Ministerie van Binnenlandse Zaken en Koninkrijksrelaties

Datum
18 oktober 2002

Ons kenmerk
BW 2002/91883

Onderdeel
DGOB/BFO/BW

Inlichtingen
R.Schulte
mr. R. Nehmelman
T (070) 426 7312
F (070) 426 7655

Uw kenmerk
 

Blad
1 van 2

Aantal bijlagen
1

Bezoekadres
Schedeldoekshaven 200
2511 EZ  Den Haag

Postadres
Postbus 20011
2500 EA  Den Haag

De heer drs. R.C. Essers
Niek Engelschmanlaan 129
6532 CR  NIJMEGEN
   
Onderwerp
Reactie op Wob-verzoek
 
Geachte heer Essers,

In uw faxbericht d.d. 14 oktober 2002 verzocht u mij een nadere toelichting op mijn brief van 11 oktober 2002. U stelde dat u mijn gedachtegang ten aanzien van artikel 11, eerste lid, Wet openbaarheid van bestuur niet kon volgen. In mijn brief heb ik u kenbaar willen maken dat ik op grond van deze bepaling gerechtigd ben uw verzoek af te wijzen aangezien de inhoud van de
e-mailberichten enkel en alleen persoonlijke beleidsopvattingen bevatten en de documenten voorts opgesteld waren ten behoeve van intern beraad.

Aansluitend hierop is uw vooronderstelling juist dat mijns inziens de aan u verstrekte afschriften van de e-mailberichten opgevat moeten worden als documenten opgesteld ten behoeve van intern beraad.
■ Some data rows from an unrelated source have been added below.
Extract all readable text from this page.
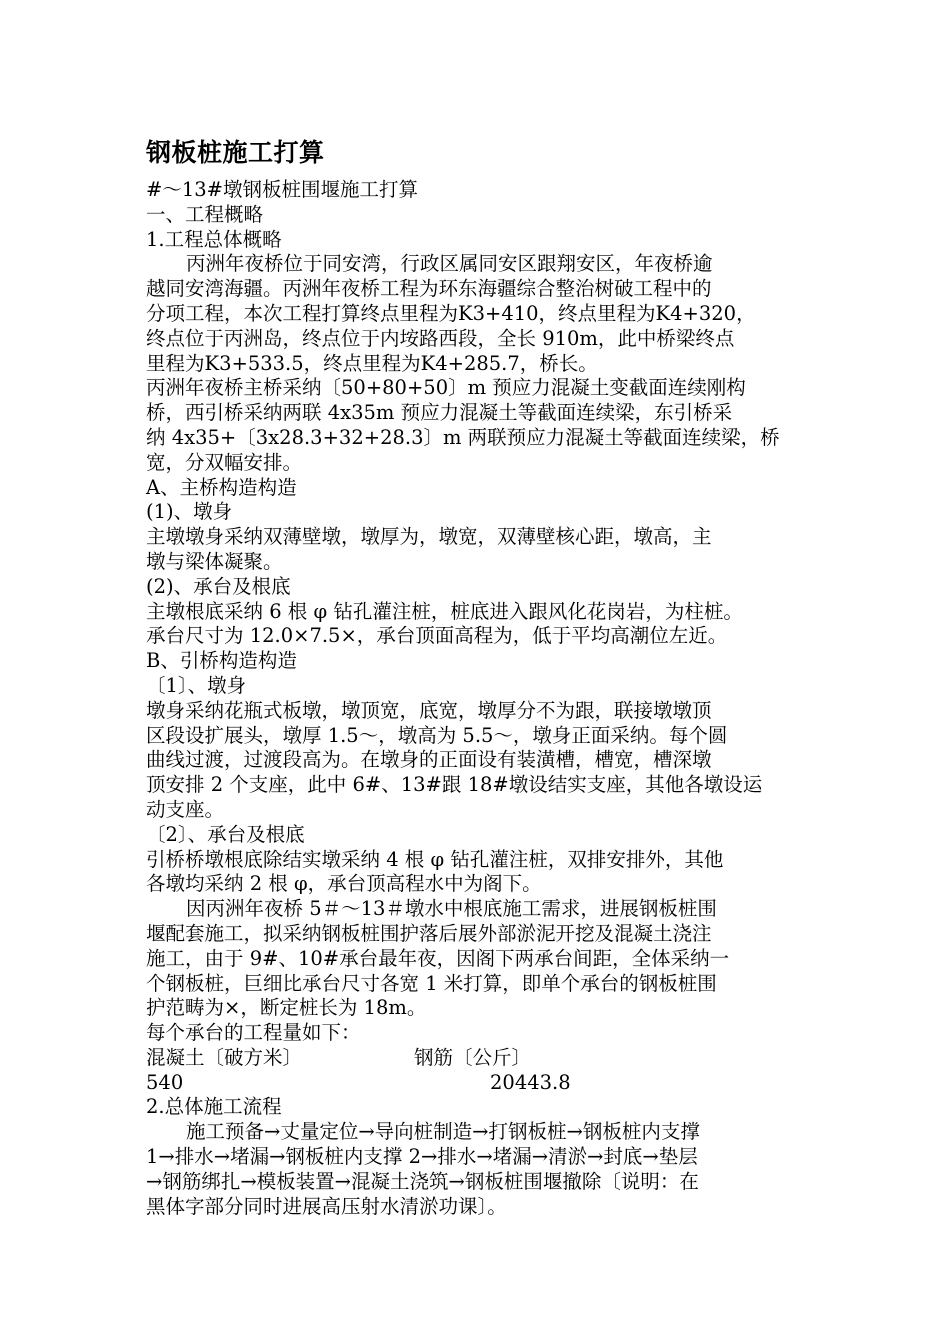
钢板桩施工打算

#～13#墩钢板桩围堰施工打算

一、工程概略

1.工程总体概略

丙洲年夜桥位于同安湾，行政区属同安区跟翔安区，年夜桥逾

越同安湾海疆。丙洲年夜桥工程为环东海疆综合整治树破工程中的

分项工程，本次工程打算终点里程为K3+410，终点里程为K4+320，

终点位于丙洲岛，终点位于内垵路西段，全长 910m，此中桥梁终点

里程为K3+533.5，终点里程为K4+285.7，桥长。

丙洲年夜桥主桥采纳〔50+80+50〕m 预应力混凝土变截面连续刚构

桥，西引桥采纳两联 4x35m 预应力混凝土等截面连续梁，东引桥采

纳 4x35+〔3x28.3+32+28.3〕m 两联预应力混凝土等截面连续梁，桥

宽，分双幅安排。

A、主桥构造构造

(1)、墩身

主墩墩身采纳双薄壁墩，墩厚为，墩宽，双薄壁核心距，墩高，主

墩与梁体凝聚。

(2)、承台及根底

主墩根底采纳 6 根 φ 钻孔灌注桩，桩底进入跟风化花岗岩，为柱桩。

承台尺寸为 12.0×7.5×，承台顶面高程为，低于平均高潮位左近。

B、引桥构造构造

〔1〕、墩身

墩身采纳花瓶式板墩，墩顶宽，底宽，墩厚分不为跟，联接墩墩顶

区段设扩展头，墩厚 1.5～，墩高为 5.5～，墩身正面采纳。每个圆

曲线过渡，过渡段高为。在墩身的正面设有装潢槽，槽宽，槽深墩

顶安排 2 个支座，此中 6#、13#跟 18#墩设结实支座，其他各墩设运

动支座。

〔2〕、承台及根底

引桥桥墩根底除结实墩采纳 4 根 φ 钻孔灌注桩，双排安排外，其他

各墩均采纳 2 根 φ，承台顶高程水中为阁下。

因丙洲年夜桥 5＃～13＃墩水中根底施工需求，进展钢板桩围

堰配套施工，拟采纳钢板桩围护落后展外部淤泥开挖及混凝土浇注

施工，由于 9#、10#承台最年夜，因阁下两承台间距，全体采纳一

个钢板桩，巨细比承台尺寸各宽 1 米打算，即单个承台的钢板桩围

护范畴为×，断定桩长为 18m。

每个承台的工程量如下：

混凝土〔破方米〕	钢筋〔公斤〕
540	20443.8

2.总体施工流程

施工预备→丈量定位→导向桩制造→打钢板桩→钢板桩内支撑

1→排水→堵漏→钢板桩内支撑 2→排水→堵漏→清淤→封底→垫层

→钢筋绑扎→模板装置→混凝土浇筑→钢板桩围堰撤除〔说明：在

黑体字部分同时进展高压射水清淤功课〕。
Het overleg tussen enkele ambtenaren van mijn ministerie en de burgemeester van Nijmegen betreffende het collegestandpunt inzake het initiatiefvoorstel "Straatnaamgeving door de gemeenteraad" d.d. 25 september 2002, vond inderdaad plaats in de zin van een intern beraad zoals neergelegd in artikel 1, aanhef en onder c, Wet openbaarheid van bestuur. Het betrof immers een beraad over een bestuurlijke aangelegenheid - in casu de mogelijkheid tot eventuele vernietiging door de Kroon van het bewuste initiatiefvoorstel - binnen een kring van bestuursorganen in het kader van de gezamenlijke verantwoordelijkheid voor een bestuurlijke aangelegenheid.
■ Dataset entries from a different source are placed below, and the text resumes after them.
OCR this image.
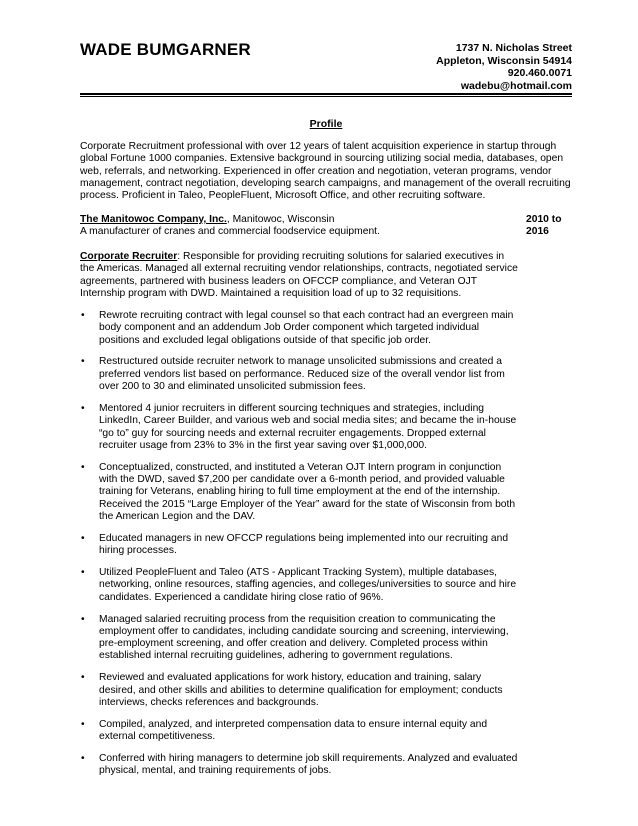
WADE BUMGARNER	1737 N. Nicholas Street
Appleton, Wisconsin 54914
920.460.0071
wadebu@hotmail.com
Profile

Corporate Recruitment professional with over 12 years of talent acquisition experience in startup through global Fortune 1000 companies. Extensive background in sourcing utilizing social media, databases, open web, referrals, and networking. Experienced in offer creation and negotiation, veteran programs, vendor management, contract negotiation, developing search campaigns, and management of the overall recruiting process. Proficient in Taleo, PeopleFluent, Microsoft Office, and other recruiting software.

The Manitowoc Company, Inc., Manitowoc, Wisconsin	2010 to
A manufacturer of cranes and commercial foodservice equipment.	2016

Corporate Recruiter: Responsible for providing recruiting solutions for salaried executives in the Americas. Managed all external recruiting vendor relationships, contracts, negotiated service agreements, partnered with business leaders on OFCCP compliance, and Veteran OJT Internship program with DWD. Maintained a requisition load of up to 32 requisitions.

• Rewrote recruiting contract with legal counsel so that each contract had an evergreen main body component and an addendum Job Order component which targeted individual positions and excluded legal obligations outside of that specific job order.
• Restructured outside recruiter network to manage unsolicited submissions and created a preferred vendors list based on performance. Reduced size of the overall vendor list from over 200 to 30 and eliminated unsolicited submission fees.
• Mentored 4 junior recruiters in different sourcing techniques and strategies, including LinkedIn, Career Builder, and various web and social media sites; and became the in-house “go to” guy for sourcing needs and external recruiter engagements. Dropped external recruiter usage from 23% to 3% in the first year saving over $1,000,000.
• Conceptualized, constructed, and instituted a Veteran OJT Intern program in conjunction with the DWD, saved $7,200 per candidate over a 6-month period, and provided valuable training for Veterans, enabling hiring to full time employment at the end of the internship. Received the 2015 “Large Employer of the Year” award for the state of Wisconsin from both the American Legion and the DAV.
• Educated managers in new OFCCP regulations being implemented into our recruiting and hiring processes.
• Utilized PeopleFluent and Taleo (ATS - Applicant Tracking System), multiple databases, networking, online resources, staffing agencies, and colleges/universities to source and hire candidates. Experienced a candidate hiring close ratio of 96%.
• Managed salaried recruiting process from the requisition creation to communicating the employment offer to candidates, including candidate sourcing and screening, interviewing, pre-employment screening, and offer creation and delivery. Completed process within established internal recruiting guidelines, adhering to government regulations.
• Reviewed and evaluated applications for work history, education and training, salary desired, and other skills and abilities to determine qualification for employment; conducts interviews, checks references and backgrounds.
• Compiled, analyzed, and interpreted compensation data to ensure internal equity and external competitiveness.
• Conferred with hiring managers to determine job skill requirements. Analyzed and evaluated physical, mental, and training requirements of jobs.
Voorts deel ik u mee dat de notitie met als onderwerp het initiatiefvoorstel in het kader van het instellen van de commissie Straatnaamgeving, aan het ministerie van Binnenlandse Zaken en Koninkrijksrelaties per e-mail door de gemeente Nijmegen is toegestuurd op 20 september 2002. In dit e-mailbericht werd door de gemeente Nijmegen verzocht om een korte reactie van het ministerie van Binnenlandse Zaken en Koninkrijksrelaties op de (bijgevoegde) notitie. In de afschriften van de aan u gezonden afschriften van de
e-mailberichten vindt u deze reactie terug. Voor de volledigheid heb ik een afschrift van dit e-mailbericht afkomstig van de gemeente Nijmegen

 
 

Datum
18 oktober 2002

Ons kenmerk
BW 2002/91883

Blad
2 van 2

(e-mailbericht van 20 september 2002, 15:04 uur) exclusief de bijlage van de notitie, met inachtneming van de bepalingen uit de Wet openbaarheid van bestuur, bijgevoegd.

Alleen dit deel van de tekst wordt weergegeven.